Having checked in we knew we had arrived – Arrived, in fact, with a capital A. During much of the heyday of Britpop and global 90s exuberance the Metropole was equal parts legit disco venue (the famous Met Bar) and upscale hotel. We decided not to check out the rooms as we were late for our meeting, so we were waiting for our manager in the extremely minimal foyer, looking like nothing more than a couple of deranged vagrants, when we were approached by hotel security.
“Any chance of you cunts fucking off?” the bald giant said in a cheery voice. “You’re making my nice foyer very untidy.”
Which, to be fair, was absolutely true. The trouble with chic minimalism is it really show up the germs. Not having anywhere relaxing to sit or indeed attain a state of anything below mild panic is one of a hotel foyer’s intended architectural functions.
The abuse escalated as our manager arrived behind us through the doors.
Our manager: a deranged relic from a bygone age resembling to a tee a Scottish Joe Pesci. Small, loud and quite deadly. A manager from a time when the music industry had money and acted like it. I actually heard him bellow into a phone once, “PUT ANOTHER FUCKING ZERO ON THE END AND WE’LL TALK” – which is about as cartoon rock manager as it gets. He was from the Peter Grant school of management. Everyone, especially his clients, was an idiot. The only way to get anything done was to bully and swear at top volume. I once followed him out of a venue I was working at and watched him insult every single person on the way down five flights of stairs. He must have shouted random bespoke abuse at about 200 people, individually. “Alright wanker? Your hair is shite, love. Lose some weight. FUCKING UGLY CUNT! Them shoes are fucking prehistoric, man. Fuck me, tall cunt. MOVE YOU DAFT SHITE,” etc, etc, etc.
I sort of admired him in a way. He didn’t care at all if no-one liked him, and it wasn’t a pose. There was a sort of purity to it. Almost an aesthetic. He wasn’t one of those very funny angry Scots with creative televisually crafted swears; to be on the end of it was brutal and shocking. It was quite funny to watch, though.

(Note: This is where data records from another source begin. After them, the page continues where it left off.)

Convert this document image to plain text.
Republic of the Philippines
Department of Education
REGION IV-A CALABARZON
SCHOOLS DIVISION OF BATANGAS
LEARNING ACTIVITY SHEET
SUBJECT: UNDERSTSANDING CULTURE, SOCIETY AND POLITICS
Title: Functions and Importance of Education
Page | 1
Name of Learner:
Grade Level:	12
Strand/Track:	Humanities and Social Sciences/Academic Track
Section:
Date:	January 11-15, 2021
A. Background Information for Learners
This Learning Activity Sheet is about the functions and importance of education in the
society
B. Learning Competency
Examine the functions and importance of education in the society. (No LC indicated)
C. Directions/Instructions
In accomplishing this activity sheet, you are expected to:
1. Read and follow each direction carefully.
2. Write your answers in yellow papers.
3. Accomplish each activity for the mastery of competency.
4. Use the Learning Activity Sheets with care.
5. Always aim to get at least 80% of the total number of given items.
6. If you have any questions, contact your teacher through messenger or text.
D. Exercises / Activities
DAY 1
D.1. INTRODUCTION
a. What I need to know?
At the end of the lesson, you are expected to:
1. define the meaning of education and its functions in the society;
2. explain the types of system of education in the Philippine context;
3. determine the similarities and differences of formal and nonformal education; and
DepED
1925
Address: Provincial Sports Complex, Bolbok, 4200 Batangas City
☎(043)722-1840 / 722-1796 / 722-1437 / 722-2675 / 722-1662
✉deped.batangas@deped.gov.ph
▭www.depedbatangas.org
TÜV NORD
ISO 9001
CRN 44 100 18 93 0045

“You! Fatty! I need a word with you!”
He never addressed anyone by name when an insult would do. In fact, if he actually liked you it was even worse. We stepped to one side for one of his famous ‘meetings’.
“Sign the deal. Get this fucking pantomime over with. They’re all a bunch of cunts at this record company, anyway. If you ask me, this is a joke. You need to get out there and earn. Fuck ‘being a band’. This isn’t the cunting sixties. Just get out there and DJ. Piece of piss and half the aggro.”
Despite discovering many years later (and to the surprise of literally no-one) that one of the reasons he’d been robbing his clients so blind was a humungous cocaine habit, the pint-sized psychopath may well have been proved right. Still, we signed the deal. And that night we eventually talked our way in to the hotel bar… to play our own gig.